Personal information
- Nationality: Indian
- Born: 18 October 1995 (age 30) Perambra Kozhikode, Kerala, India
- Education: MAR IVANIOS COLLEGE - University of Kerala
- Height: 1.74 m (5 ft 9 in)
- Weight: 62 kg (137 lb)

Sport
- Country: India
- Sport: Track and field
- Event: Long jump

Achievements and titles
- Personal best: 6.67 (Bangalore 2024)

Medal record
Women's athletics
Representing India
Asian Championships
| Bronze medal – third place | 2017 Bhubaneswar | Long jump |
Asian Indoor Championships
| Silver medal – second place | 2018 Tehran | Long jump |

= Nayana James =

Indian long jumper

Nayana James (born 18 October 1995) is an Indian athlete competing in the long jump event.

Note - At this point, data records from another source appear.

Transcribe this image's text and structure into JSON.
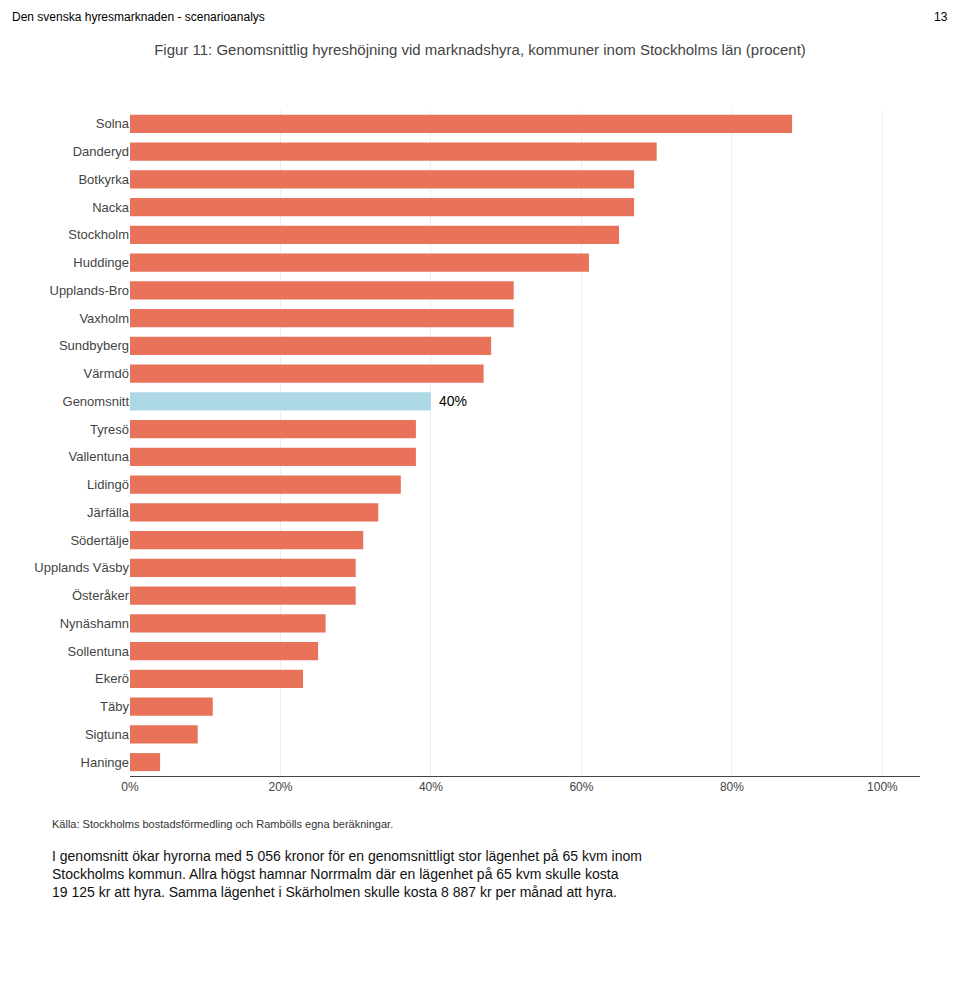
{
  "chart_data": {
    "type": "bar",
    "orientation": "horizontal",
    "title": "Figur 11: Genomsnittlig hyreshöjning vid marknadshyra, kommuner inom Stockholms län (procent)",
    "header": "Den svenska hyresmarknaden - scenarioanalys",
    "header_right": "13",
    "categories": [
      "Solna",
      "Danderyd",
      "Botkyrka",
      "Nacka",
      "Stockholm",
      "Huddinge",
      "Upplands-Bro",
      "Vaxholm",
      "Sundbyberg",
      "Värmdö",
      "Genomsnitt",
      "Tyresö",
      "Vallentuna",
      "Lidingö",
      "Järfälla",
      "Södertälje",
      "Upplands Väsby",
      "Österåker",
      "Nynäshamn",
      "Sollentuna",
      "Ekerö",
      "Täby",
      "Sigtuna",
      "Haninge"
    ],
    "values": [
      88,
      70,
      67,
      67,
      65,
      61,
      51,
      51,
      48,
      47,
      40,
      38,
      38,
      36,
      33,
      31,
      30,
      30,
      26,
      25,
      23,
      11,
      9,
      4
    ],
    "colors": [
      "#E8735A",
      "#E8735A",
      "#E8735A",
      "#E8735A",
      "#E8735A",
      "#E8735A",
      "#E8735A",
      "#E8735A",
      "#E8735A",
      "#E8735A",
      "#ADD8E6",
      "#E8735A",
      "#E8735A",
      "#E8735A",
      "#E8735A",
      "#E8735A",
      "#E8735A",
      "#E8735A",
      "#E8735A",
      "#E8735A",
      "#E8735A",
      "#E8735A",
      "#E8735A",
      "#E8735A"
    ],
    "xlim": [
      0,
      105
    ],
    "xticks": [
      {
        "value": 0,
        "label": "0%"
      },
      {
        "value": 20,
        "label": "20%"
      },
      {
        "value": 40,
        "label": "40%"
      },
      {
        "value": 60,
        "label": "60%"
      },
      {
        "value": 80,
        "label": "80%"
      },
      {
        "value": 100,
        "label": "100%"
      }
    ],
    "grid": true,
    "annotations": [
      {
        "text": "40%",
        "category": "Genomsnitt"
      }
    ],
    "source": "Källa: Stockholms bostadsförmedling och Rambölls egna beräkningar.",
    "footer": "I genomsnitt ökar hyrorna med 5 056 kronor för en genomsnittligt stor lägenhet på 65 kvm inom\nStockholms kommun. Allra högst hamnar Norrmalm där en lägenhet på 65 kvm skulle kosta\n19 125 kr att hyra. Samma lägenhet i Skärholmen skulle kosta 8 887 kr per månad att hyra."
  }
}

She gained a bronze medal at 2017 Asian Athletics Championships – Women's long jump while her compatriot, Neena Varakil, took silver.

== Early life ==
Nayana was born on 18 October 1995 in Kozhikode, a district in Kerala state, India. She was discovered by KM Peter, a former athlete, while she was a student at St. George's Higher Secondary School in Kozhikode. In 2010, Nayana shifted to the institute of the Sports Authority of India in Thalassery, Kerala to train under Jose Mathew, former coach of the renowned athlete Mayookha Johny. She married Kevin in 2016.

== Career ==
Nayana shot to fame after her gold-winning performance at the 21st Federation Cup National Senior Athletics Championships at Patiala in 2017. James recorded a 6.55m jump in the long jump event, her personal best. At the 22nd Federation Cup in Patiala, Nayana continued her streak by winning another gold in the long jump event.

Nayana's 6.55m jump is among the top-5 Indian performances in long jump event history. In 2018, she secured the 12th place in the Commonwealth Games women's long jump event. At the 2018 Asian Indoors Games, Nayana bagged the silver medal with a leap of 6.08m in women's long jump.

In June 2024, she defeated Asian No. 1 Sumire Hata of Japan and won the gold medal at the Taiwan Open despite the adverse rainy conditions.